Renewables are seen as the largest new source of non-OECD generation through 2020. Yet they meet only 35 percent of fast-growing electricity needs there, illustrating the still-large role of fossil fuels and the potential for further renewable growth. Renewables account for 80 percent of new power generation in the OECD, but with more limited upside due to sluggish demand and growing policy risks in key markets.
“Renewables are a necessary part of energy security. However, just when they are becoming a cost-competitive option in an increasing number of cases, policy and regulatory uncertainty is rising in some key markets. This stems from concerns about the costs of deploying renewables,” said IEA Executive Director, Maria van der Hoeven.
“Governments must distinguish more clearly between the past, present and future, as costs are falling over time,” she added. “Many renewables no longer need high incentive levels. Rather, given their capital-intensive nature, renewables require a market context that assures a reasonable and predictable return for investors. This calls for a serious reflection on market design needed to achieve a more sustainable world energy mix.”
The report noted that policy and market risks threaten to slow deployment momentum. For example, in many non-OECD markets including China, constraints include non-economic barriers, an absence of needed grid integration measures, and the cost and availability of financing. In the European Union, EU, uncertainties remain over the precise nature of the post-2020 renewable policy framework and the build-out of a pan-European grid to facilitate the integration of variable renewables.
For the first time, the annual report provides a renewable power investment outlook. Through 2020, investment in new renewable power capacity is seen averaging over $230 billion annually. That is lower than the around $250 billion invested in 2013.
The decline is due to expectations that both unit investment costs for some technologies will fall and that global capacity growth will slow. With decreasing costs, competitive opportunities are expanding for some renewables under some country-specific conditions and policy frameworks.
For example, in Brazil, with good resources and financing conditions, onshore wind has continued to outbid new-build natural gas plants in auctions. In northern Chile, high wholesale electricity prices and high irradiation levels have opened a new unsubsidised solar market.

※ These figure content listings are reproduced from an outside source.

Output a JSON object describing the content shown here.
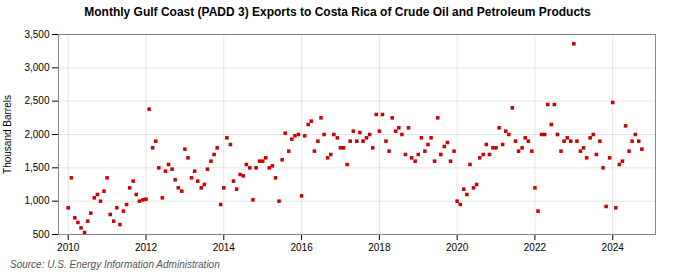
{
  "chart_data": {
    "type": "scatter",
    "title": "Monthly Gulf Coast (PADD 3) Exports to Costa Rica of Crude Oil and Petroleum Products",
    "ylabel": "Thousand Barrels",
    "source": "Source: U.S. Energy Information Administration",
    "color": "#cc0000",
    "marker": "square",
    "grid": true,
    "xlim": [
      2009.75,
      2025.1
    ],
    "xticks": [
      2010,
      2012,
      2014,
      2016,
      2018,
      2020,
      2022,
      2024
    ],
    "ylim": [
      500,
      3500
    ],
    "yticks": [
      500,
      {
        "value": 1000,
        "label": "1,000"
      },
      {
        "value": 1500,
        "label": "1,500"
      },
      {
        "value": 2000,
        "label": "2,000"
      },
      {
        "value": 2500,
        "label": "2,500"
      },
      {
        "value": 3000,
        "label": "3,000"
      },
      {
        "value": 3500,
        "label": "3,500"
      }
    ],
    "x": [
      2010.0,
      2010.08,
      2010.17,
      2010.25,
      2010.33,
      2010.42,
      2010.5,
      2010.58,
      2010.67,
      2010.75,
      2010.83,
      2010.92,
      2011.0,
      2011.08,
      2011.17,
      2011.25,
      2011.33,
      2011.42,
      2011.5,
      2011.58,
      2011.67,
      2011.75,
      2011.83,
      2011.92,
      2012.0,
      2012.08,
      2012.17,
      2012.25,
      2012.33,
      2012.42,
      2012.5,
      2012.58,
      2012.67,
      2012.75,
      2012.83,
      2012.92,
      2013.0,
      2013.08,
      2013.17,
      2013.25,
      2013.33,
      2013.42,
      2013.5,
      2013.58,
      2013.67,
      2013.75,
      2013.83,
      2013.92,
      2014.0,
      2014.08,
      2014.17,
      2014.25,
      2014.33,
      2014.42,
      2014.5,
      2014.58,
      2014.67,
      2014.75,
      2014.83,
      2014.92,
      2015.0,
      2015.08,
      2015.17,
      2015.25,
      2015.33,
      2015.42,
      2015.5,
      2015.58,
      2015.67,
      2015.75,
      2015.83,
      2015.92,
      2016.0,
      2016.08,
      2016.17,
      2016.25,
      2016.33,
      2016.42,
      2016.5,
      2016.58,
      2016.67,
      2016.75,
      2016.83,
      2016.92,
      2017.0,
      2017.08,
      2017.17,
      2017.25,
      2017.33,
      2017.42,
      2017.5,
      2017.58,
      2017.67,
      2017.75,
      2017.83,
      2017.92,
      2018.0,
      2018.08,
      2018.17,
      2018.25,
      2018.33,
      2018.42,
      2018.5,
      2018.58,
      2018.67,
      2018.75,
      2018.83,
      2018.92,
      2019.0,
      2019.08,
      2019.17,
      2019.25,
      2019.33,
      2019.42,
      2019.5,
      2019.58,
      2019.67,
      2019.75,
      2019.83,
      2019.92,
      2020.0,
      2020.08,
      2020.17,
      2020.25,
      2020.33,
      2020.42,
      2020.5,
      2020.58,
      2020.67,
      2020.75,
      2020.83,
      2020.92,
      2021.0,
      2021.08,
      2021.17,
      2021.25,
      2021.33,
      2021.42,
      2021.5,
      2021.58,
      2021.67,
      2021.75,
      2021.83,
      2021.92,
      2022.0,
      2022.08,
      2022.17,
      2022.25,
      2022.33,
      2022.42,
      2022.5,
      2022.58,
      2022.67,
      2022.75,
      2022.83,
      2022.92,
      2023.0,
      2023.08,
      2023.17,
      2023.25,
      2023.33,
      2023.42,
      2023.5,
      2023.58,
      2023.67,
      2023.75,
      2023.83,
      2023.92,
      2024.0,
      2024.08,
      2024.17,
      2024.25,
      2024.33,
      2024.42,
      2024.5,
      2024.58,
      2024.67,
      2024.75
    ],
    "values": [
      900,
      1350,
      750,
      680,
      600,
      530,
      700,
      820,
      1050,
      1100,
      1000,
      1150,
      1350,
      800,
      700,
      900,
      650,
      850,
      950,
      1200,
      1300,
      1100,
      1000,
      1020,
      1030,
      2380,
      1800,
      1900,
      1500,
      1050,
      1450,
      1550,
      1480,
      1320,
      1200,
      1150,
      1780,
      1650,
      1350,
      1450,
      1300,
      1200,
      1250,
      1480,
      1600,
      1700,
      1800,
      950,
      1200,
      1950,
      1850,
      1300,
      1180,
      1400,
      1380,
      1550,
      1500,
      1020,
      1500,
      1600,
      1600,
      1650,
      1500,
      1530,
      1350,
      1000,
      1620,
      2020,
      1750,
      1930,
      1980,
      2000,
      1080,
      1980,
      2150,
      2200,
      1750,
      1900,
      2250,
      2000,
      1650,
      1700,
      2000,
      1950,
      1800,
      1800,
      1550,
      1900,
      2050,
      1900,
      2030,
      1900,
      1950,
      2000,
      1800,
      2300,
      2050,
      2300,
      1900,
      1750,
      2250,
      2050,
      2100,
      2000,
      1700,
      2100,
      1650,
      1600,
      1700,
      1950,
      1750,
      1850,
      1950,
      1600,
      2250,
      1700,
      1820,
      1880,
      1600,
      1750,
      1000,
      950,
      1180,
      1100,
      1550,
      1200,
      1250,
      1650,
      1700,
      1850,
      1700,
      1800,
      1800,
      2100,
      1850,
      2050,
      2000,
      2400,
      1900,
      1750,
      1800,
      1950,
      1900,
      1750,
      1200,
      850,
      2000,
      2000,
      2450,
      2150,
      2450,
      2000,
      1750,
      1900,
      1950,
      1900,
      3360,
      1900,
      1750,
      1800,
      1650,
      1950,
      2000,
      1700,
      1900,
      1500,
      920,
      1650,
      2480,
      900,
      1550,
      1600,
      2130,
      1750,
      1900,
      2000,
      1900,
      1780
    ]
  }
}
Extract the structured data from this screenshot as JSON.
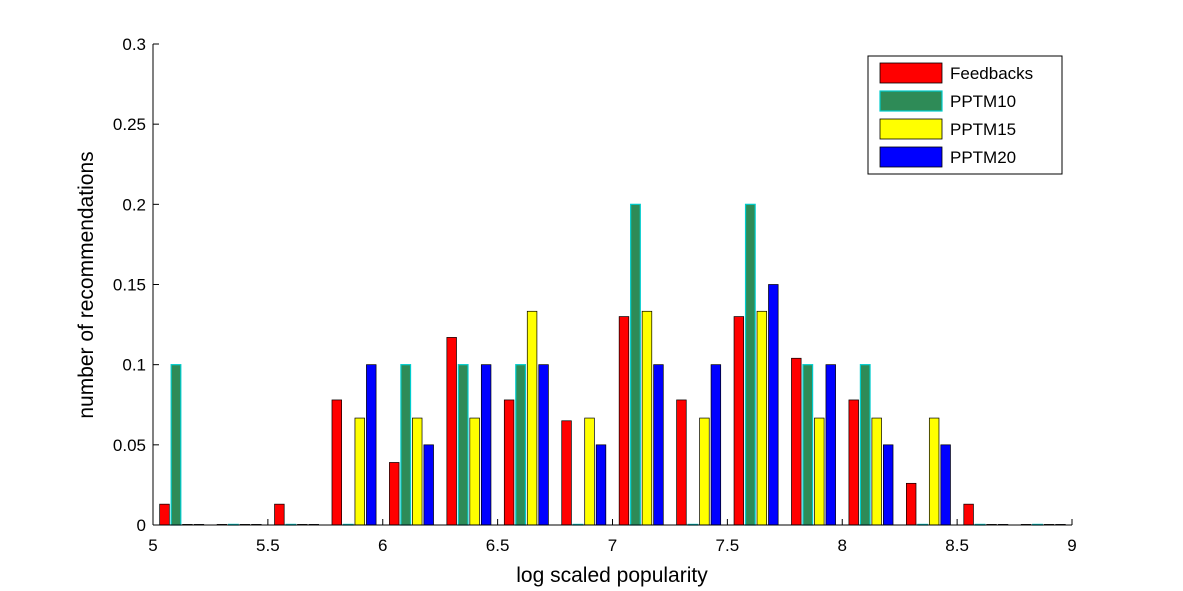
{
  "chart_data": {
    "type": "bar",
    "xlabel": "log scaled popularity",
    "ylabel": "number of recommendations",
    "xlim": [
      5,
      9
    ],
    "ylim": [
      0,
      0.3
    ],
    "xticks": [
      "5",
      "5.5",
      "6",
      "6.5",
      "7",
      "7.5",
      "8",
      "8.5",
      "9"
    ],
    "yticks": [
      "0",
      "0.05",
      "0.1",
      "0.15",
      "0.2",
      "0.25",
      "0.3"
    ],
    "legend_position": "top-right",
    "bin_centers": [
      5.125,
      5.375,
      5.625,
      5.875,
      6.125,
      6.375,
      6.625,
      6.875,
      7.125,
      7.375,
      7.625,
      7.875,
      8.125,
      8.375,
      8.625,
      8.875
    ],
    "series": [
      {
        "name": "Feedbacks",
        "color": "#ff0000",
        "values": [
          0.013,
          0,
          0.013,
          0.078,
          0.039,
          0.117,
          0.078,
          0.065,
          0.13,
          0.078,
          0.13,
          0.104,
          0.078,
          0.026,
          0.013,
          0
        ]
      },
      {
        "name": "PPTM10",
        "color": "#2e8b57",
        "edge": "#00cccc",
        "values": [
          0.1,
          0,
          0,
          0,
          0.1,
          0.1,
          0.1,
          0,
          0.2,
          0,
          0.2,
          0.1,
          0.1,
          0,
          0,
          0
        ]
      },
      {
        "name": "PPTM15",
        "color": "#ffff00",
        "values": [
          0,
          0,
          0,
          0.0667,
          0.0667,
          0.0667,
          0.1333,
          0.0667,
          0.1333,
          0.0667,
          0.1333,
          0.0667,
          0.0667,
          0.0667,
          0,
          0
        ]
      },
      {
        "name": "PPTM20",
        "color": "#0000ff",
        "values": [
          0,
          0,
          0,
          0.1,
          0.05,
          0.1,
          0.1,
          0.05,
          0.1,
          0.1,
          0.15,
          0.1,
          0.05,
          0.05,
          0,
          0
        ]
      }
    ]
  }
}
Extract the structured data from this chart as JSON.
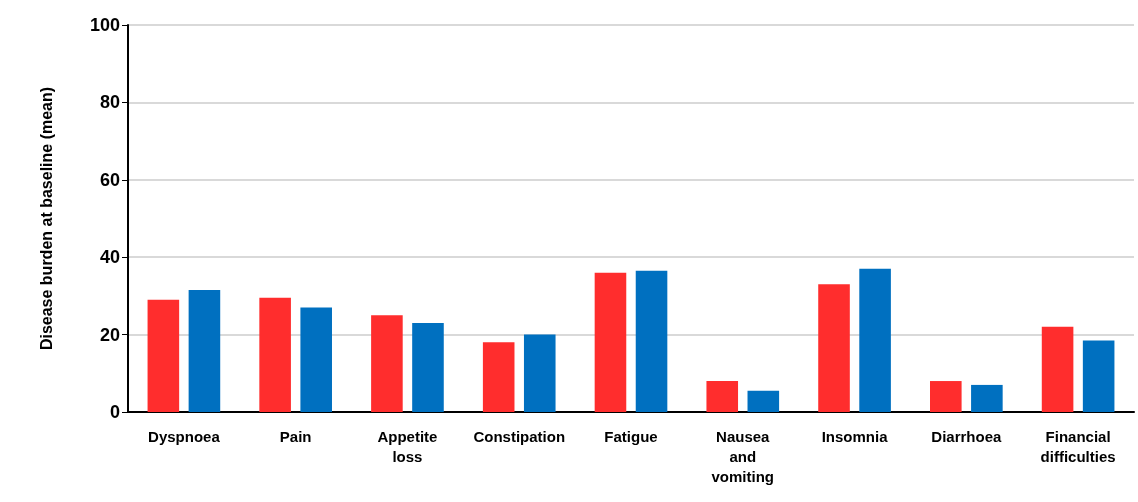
{
  "chart_data": {
    "type": "bar",
    "ylabel": "Disease burden at baseline (mean)",
    "categories": [
      "Dyspnoea",
      "Pain",
      "Appetite loss",
      "Constipation",
      "Fatigue",
      "Nausea and vomiting",
      "Insomnia",
      "Diarrhoea",
      "Financial difficulties"
    ],
    "series": [
      {
        "color": "#ff2d2d",
        "values": [
          29,
          29.5,
          25,
          18,
          36,
          8,
          33,
          8,
          22
        ]
      },
      {
        "color": "#0070c0",
        "values": [
          31.5,
          27,
          23,
          20,
          36.5,
          5.5,
          37,
          7,
          18.5
        ]
      }
    ],
    "ylim": [
      0,
      100
    ],
    "yticks": [
      0,
      20,
      40,
      60,
      80,
      100
    ],
    "grid": "y"
  }
}
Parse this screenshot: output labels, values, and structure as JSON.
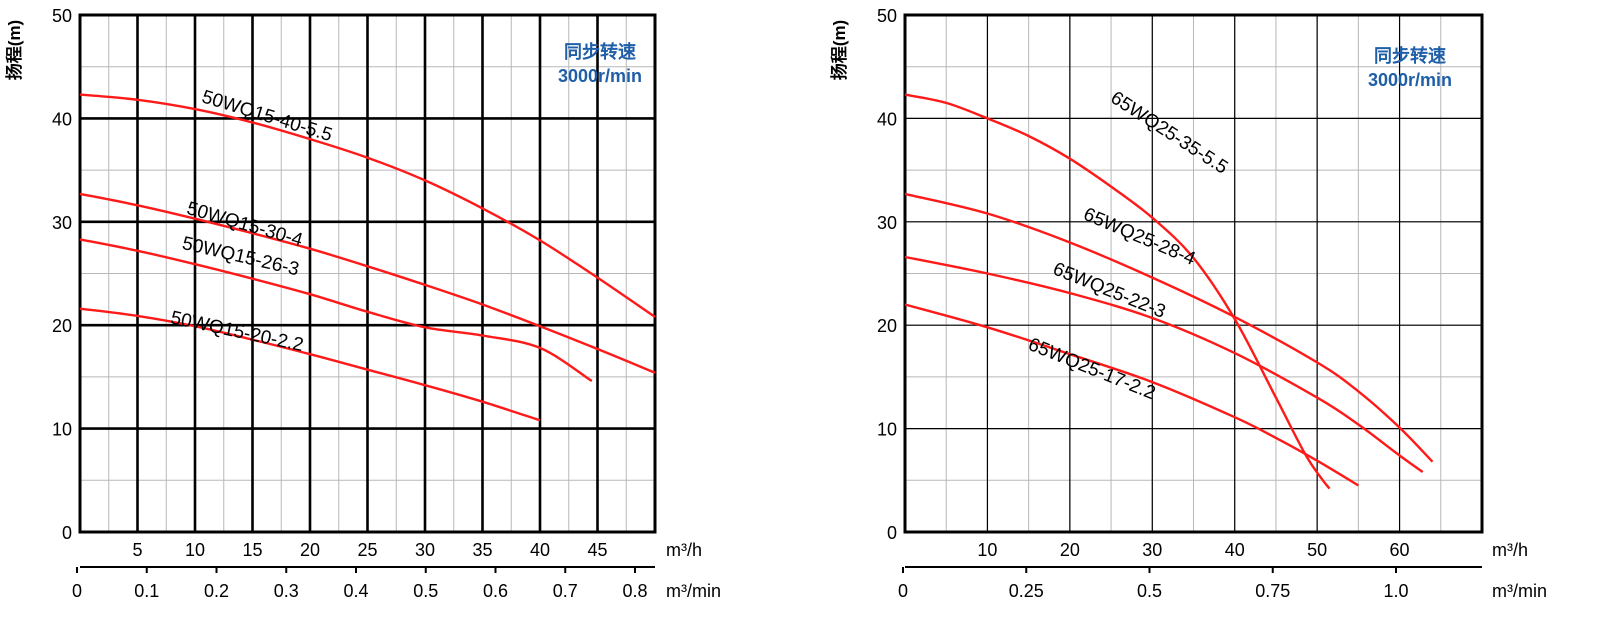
{
  "colors": {
    "curve": "#ff1a1a",
    "annotation": "#1f5fa8",
    "grid_major": "#000000",
    "grid_minor": "#b8b8b8"
  },
  "chart_data": [
    {
      "type": "line",
      "ylabel": "扬程(m)",
      "xlabel_primary": "m³/h",
      "xlabel_secondary": "m³/min",
      "annotation": [
        "同步转速",
        "3000r/min"
      ],
      "xlim": [
        0,
        50
      ],
      "ylim": [
        0,
        50
      ],
      "x_ticks": [
        5,
        10,
        15,
        20,
        25,
        30,
        35,
        40,
        45
      ],
      "x_ticks_secondary": [
        "0",
        "0.1",
        "0.2",
        "0.3",
        "0.4",
        "0.5",
        "0.6",
        "0.7",
        "0.8"
      ],
      "x_ticks_secondary_values": [
        0,
        0.1,
        0.2,
        0.3,
        0.4,
        0.5,
        0.6,
        0.7,
        0.8
      ],
      "y_ticks": [
        0,
        10,
        20,
        30,
        40,
        50
      ],
      "grid": true,
      "series": [
        {
          "name": "50WQ15-40-5.5",
          "x": [
            0,
            5,
            10,
            15,
            20,
            25,
            30,
            35,
            40,
            45,
            50
          ],
          "y": [
            42.3,
            41.8,
            40.9,
            39.6,
            38.0,
            36.2,
            34.0,
            31.3,
            28.2,
            24.6,
            20.8
          ]
        },
        {
          "name": "50WQ15-30-4",
          "x": [
            0,
            5,
            10,
            15,
            20,
            25,
            30,
            35,
            40,
            45,
            50
          ],
          "y": [
            32.7,
            31.6,
            30.3,
            28.9,
            27.4,
            25.7,
            23.9,
            22.0,
            19.9,
            17.7,
            15.4
          ]
        },
        {
          "name": "50WQ15-26-3",
          "x": [
            0,
            5,
            10,
            15,
            20,
            25,
            30,
            35,
            40,
            44.5
          ],
          "y": [
            28.3,
            27.2,
            25.9,
            24.5,
            23.0,
            21.3,
            19.8,
            19.0,
            17.8,
            14.6
          ]
        },
        {
          "name": "50WQ15-20-2.2",
          "x": [
            0,
            5,
            10,
            15,
            20,
            25,
            30,
            35,
            40
          ],
          "y": [
            21.6,
            20.9,
            19.9,
            18.6,
            17.2,
            15.7,
            14.2,
            12.6,
            10.8
          ]
        }
      ],
      "curve_labels": [
        {
          "series": "50WQ15-40-5.5",
          "x": 10.5,
          "y": 41.6,
          "angle": 17
        },
        {
          "series": "50WQ15-30-4",
          "x": 9.2,
          "y": 30.8,
          "angle": 16
        },
        {
          "series": "50WQ15-26-3",
          "x": 8.8,
          "y": 27.4,
          "angle": 13
        },
        {
          "series": "50WQ15-20-2.2",
          "x": 7.8,
          "y": 20.2,
          "angle": 12
        }
      ]
    },
    {
      "type": "line",
      "ylabel": "扬程(m)",
      "xlabel_primary": "m³/h",
      "xlabel_secondary": "m³/min",
      "annotation": [
        "同步转速",
        "3000r/min"
      ],
      "xlim": [
        0,
        70
      ],
      "ylim": [
        0,
        50
      ],
      "x_ticks": [
        10,
        20,
        30,
        40,
        50,
        60
      ],
      "x_ticks_secondary": [
        "0",
        "0.25",
        "0.5",
        "0.75",
        "1.0"
      ],
      "x_ticks_secondary_values": [
        0,
        0.25,
        0.5,
        0.75,
        1.0
      ],
      "y_ticks": [
        0,
        10,
        20,
        30,
        40,
        50
      ],
      "grid": true,
      "series": [
        {
          "name": "65WQ25-35-5.5",
          "x": [
            0,
            5,
            10,
            15,
            20,
            25,
            30,
            35,
            40,
            45,
            48.5,
            50.5,
            51.5
          ],
          "y": [
            42.3,
            41.5,
            40.0,
            38.3,
            36.1,
            33.4,
            30.4,
            26.5,
            20.6,
            13.0,
            7.6,
            5.2,
            4.2
          ]
        },
        {
          "name": "65WQ25-28-4",
          "x": [
            0,
            10,
            20,
            30,
            40,
            50,
            55,
            60,
            64
          ],
          "y": [
            32.7,
            30.8,
            28.0,
            24.6,
            20.8,
            16.4,
            13.6,
            10.1,
            6.8
          ]
        },
        {
          "name": "65WQ25-22-3",
          "x": [
            0,
            10,
            20,
            30,
            40,
            50,
            55,
            60,
            62.8
          ],
          "y": [
            26.6,
            25.0,
            23.1,
            20.7,
            17.3,
            13.0,
            10.4,
            7.4,
            5.8
          ]
        },
        {
          "name": "65WQ25-17-2.2",
          "x": [
            0,
            10,
            20,
            30,
            40,
            45,
            50,
            55
          ],
          "y": [
            22.0,
            19.8,
            17.2,
            14.5,
            11.1,
            9.1,
            6.9,
            4.5
          ]
        }
      ],
      "curve_labels": [
        {
          "series": "65WQ25-35-5.5",
          "x": 24.8,
          "y": 41.7,
          "angle": 33
        },
        {
          "series": "65WQ25-28-4",
          "x": 21.5,
          "y": 30.3,
          "angle": 23
        },
        {
          "series": "65WQ25-22-3",
          "x": 17.8,
          "y": 25.0,
          "angle": 22
        },
        {
          "series": "65WQ25-17-2.2",
          "x": 14.8,
          "y": 17.7,
          "angle": 22
        }
      ]
    }
  ]
}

According to the report, the roles of biofuels for transport and renewable heat are also increasing, though at slower rates than renewable electricity. Uncertainty over policy support for biofuels is rising in the EU and the United States, slowing expectations for production growth and threatening the development of the advanced biofuels industry at a time when the first commercial plants are just coming online.
The annual report highlighted the potential energy security implications of energy use for heat, which accounts for more than half of world final energy consumption and is dominated by fossil fuels. It stated that the contribution of renewables to meet heating and cooling needs remains underdeveloped, with more limited policy frameworks compared with the electricity and transport sectors.